Now, then, as it turns out, those light-sensitive phosphors are more likely to wear out than the electron-beam phosphors. It's got something to do with more oxygen atoms, methinks.


So, remember that blue-burn issue I've been warning you about with multiple aspect ratios? You know, the one where, if you watch the wrong aspect ratio a lot, the part of the screen you watch wears out (in blue first) and the part you don't watch doesn't, so the next time you watch the right-shaped pix you see a broad yellowish stripe in the center of the screen?

Well, it ain't so bad for direct-view TVs. It's worse for projection TVs. It's worst for plasma panels. I mean big-time worst - network logos burning in and the whole enchilada.

So, in this here era when most programming is 4:3, what shape are most plasma screens? You've got it! The one that pretty much guarantees stripe burn-in.

Let me see now.... Contouring? Check. Graininess? Check. Burn-in? Check. Latency?

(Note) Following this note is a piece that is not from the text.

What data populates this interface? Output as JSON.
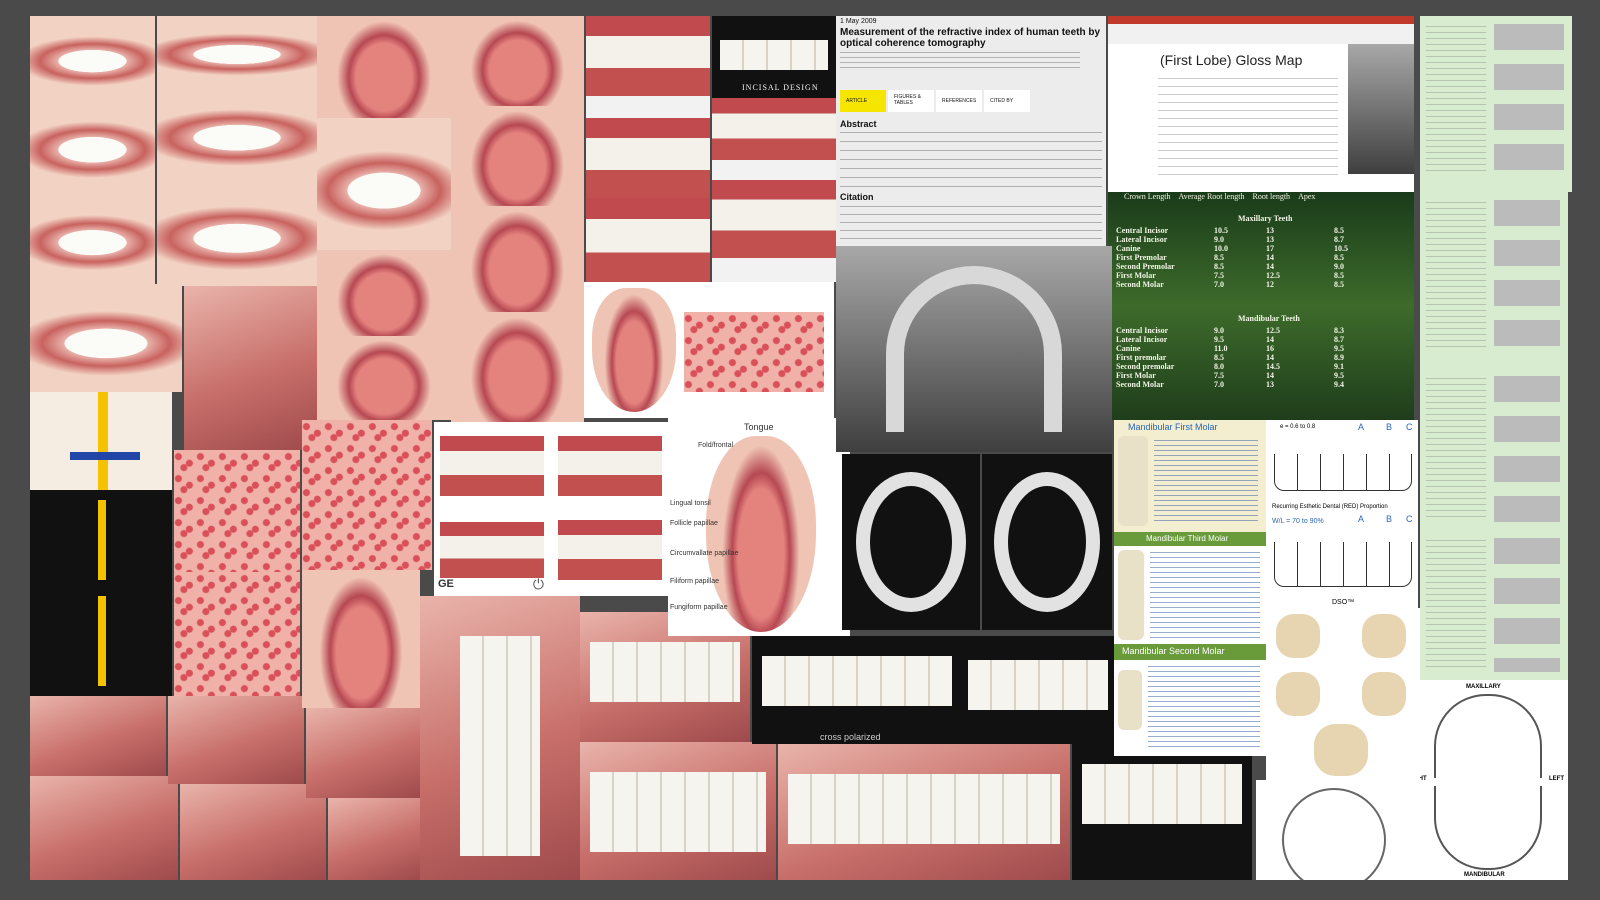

Oh, yeah. There's another "feature" on some plasma displays. The pixels stay lit (sort of - more on that in a sec). But most video is interlaced. So it's got to get deinterlaced prior to display. That requires a wee bit of thought. Does the system interpolate between lines or between fields? Fields take a bunch of time. Ergo, the plasma display has latency in it, and that spells "lip-synch error."

Have I mentioned motion rendition? In a picture tube, if you want a pixel dim, you send less juice. Bright? More juice.

In a plasma panel, if you want a pixel dim, you don't turn it on very much of the time. If you want it bright, you turn it on a bunch more time. This is called pulse-width modulation. On account of my beloved publisher not buying me a blackboard this lunar cycle, I can't draw you a picture (I'm not complaining - all profits go directly to a fund for starving tech writers - or so they tell me), but, suffice to say, many plasma panels introduce their own motion judder.

Someday, I'm sure, all of this will get fixed. Meantime, producers and directors fall in love with plasma panels and blame the suck-y pictures on us. There ought to be a law.